The show seems to fly by and I lose track of exactly long we have been sitting captivated; I would estimate that it's the best part of two hours. The beauty of Amanda's lyrics is that she is open about her own failings and makes it clear she is just like each of us. Each audience member will have their own favourite moments of the night, their personal reasons for relating to specific songs. But we are suddenly drawn together by the bare-bones sorrow of "Bigger On The Inside", delivered with just ukulele and no amplification. After just two lines, I can no longer hold it in and I gently rest my head on my companion's shoulder, letting the tears flow. By now everyone in the room is in the same state, and Amanda herself needs to be handed a tissue at the end.
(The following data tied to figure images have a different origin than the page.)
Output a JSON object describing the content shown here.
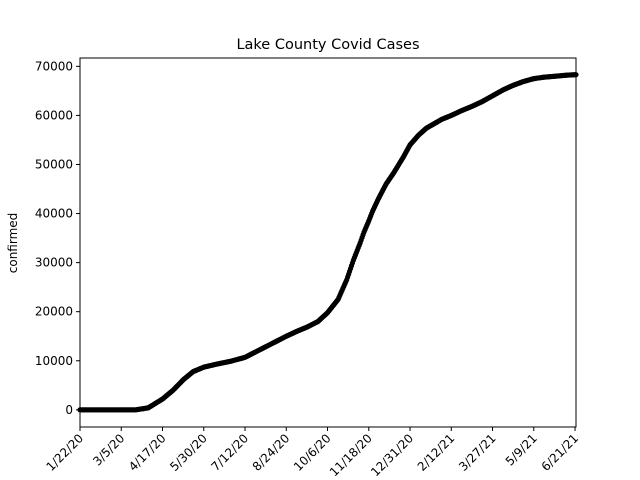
{
  "chart_data": {
    "type": "scatter",
    "title": "Lake County Covid Cases",
    "xlabel": "",
    "ylabel": "confirmed",
    "grid": false,
    "marker_color": "#000000",
    "x_start": "1/22/20",
    "x_end": "6/22/21",
    "xlim": [
      "1/22/20",
      "6/22/21"
    ],
    "ylim": [
      -3500,
      71700
    ],
    "x_ticks": [
      "1/22/20",
      "3/5/20",
      "4/17/20",
      "5/30/20",
      "7/12/20",
      "8/24/20",
      "10/6/20",
      "11/18/20",
      "12/31/20",
      "2/12/21",
      "3/27/21",
      "5/9/21",
      "6/21/21"
    ],
    "y_ticks": [
      0,
      10000,
      20000,
      30000,
      40000,
      50000,
      60000,
      70000
    ],
    "y_tick_labels": [
      "0",
      "10000",
      "20000",
      "30000",
      "40000",
      "50000",
      "60000",
      "70000"
    ],
    "series": [
      {
        "x": [
          "1/22/20",
          "3/5/20",
          "3/20/20",
          "4/2/20",
          "4/17/20",
          "4/28/20",
          "5/9/20",
          "5/19/20",
          "5/30/20",
          "6/12/20",
          "6/27/20",
          "7/12/20",
          "7/23/20",
          "8/3/20",
          "8/14/20",
          "8/24/20",
          "9/4/20",
          "9/15/20",
          "9/26/20",
          "10/6/20",
          "10/17/20",
          "10/26/20",
          "11/2/20",
          "11/9/20",
          "11/13/20",
          "11/18/20",
          "11/22/20",
          "11/28/20",
          "12/6/20",
          "12/14/20",
          "12/24/20",
          "12/31/20",
          "1/9/21",
          "1/17/21",
          "1/25/21",
          "2/2/21",
          "2/12/21",
          "2/23/21",
          "3/5/21",
          "3/16/21",
          "3/27/21",
          "4/7/21",
          "4/17/21",
          "4/28/21",
          "5/9/21",
          "5/20/21",
          "6/1/21",
          "6/12/21",
          "6/21/21",
          "6/22/21"
        ],
        "y": [
          0,
          0,
          0,
          400,
          2200,
          4000,
          6200,
          7800,
          8700,
          9300,
          9900,
          10700,
          11800,
          12900,
          14000,
          15000,
          16000,
          16900,
          18000,
          19800,
          22500,
          26500,
          30500,
          34000,
          36200,
          38500,
          40500,
          43000,
          46000,
          48300,
          51500,
          54000,
          56000,
          57400,
          58300,
          59200,
          60000,
          61000,
          61800,
          62800,
          64000,
          65200,
          66100,
          66900,
          67500,
          67800,
          68000,
          68200,
          68300,
          68300
        ]
      }
    ]
  }
}
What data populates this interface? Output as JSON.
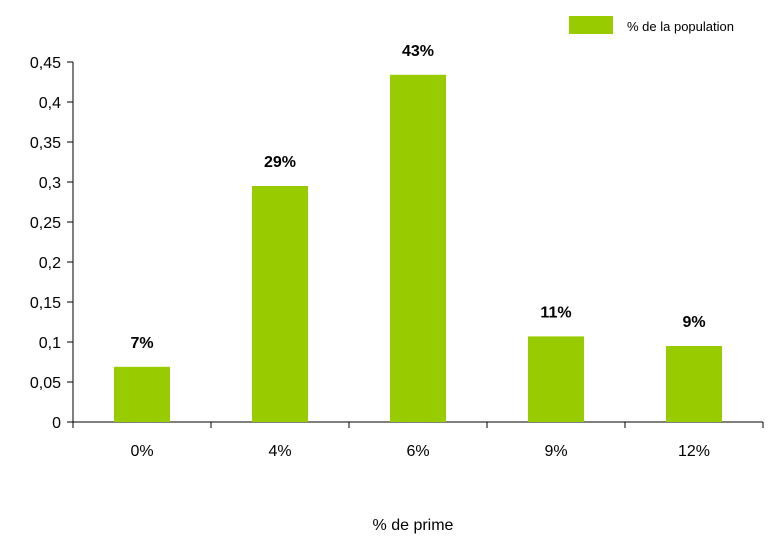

This is one of her most personal songs, with its reference to friends dying of cancer, so it's clear why she struggles to get through it. On the long journey home I ponder why I've been moved by it more than usual on this occasion. 2016 has not been a good year for personal and collective loss, but being in Liverpool has also reminded me of my own musical upbringing. Many of you will know that my interest in music was triggered by my dad playing me his copy of "Sgt. Pepper", and I'm sure he would have loved to visit here and the Beatles museum in particular. I'm sure he would also have enjoyed Amanda's music, as honest songwriting was very important to his musical tastes. As I finally climb into bed at 2am on Sunday night/Monday morning, I'm grateful for such a diverse weekend. I make a note that we should return to Liverpool soon to take the full Beatles tour, and I also vow to do my dad and Amanda proud by taking my writing more seriously. Let's hope that I can keep at least one, if not both of those promises.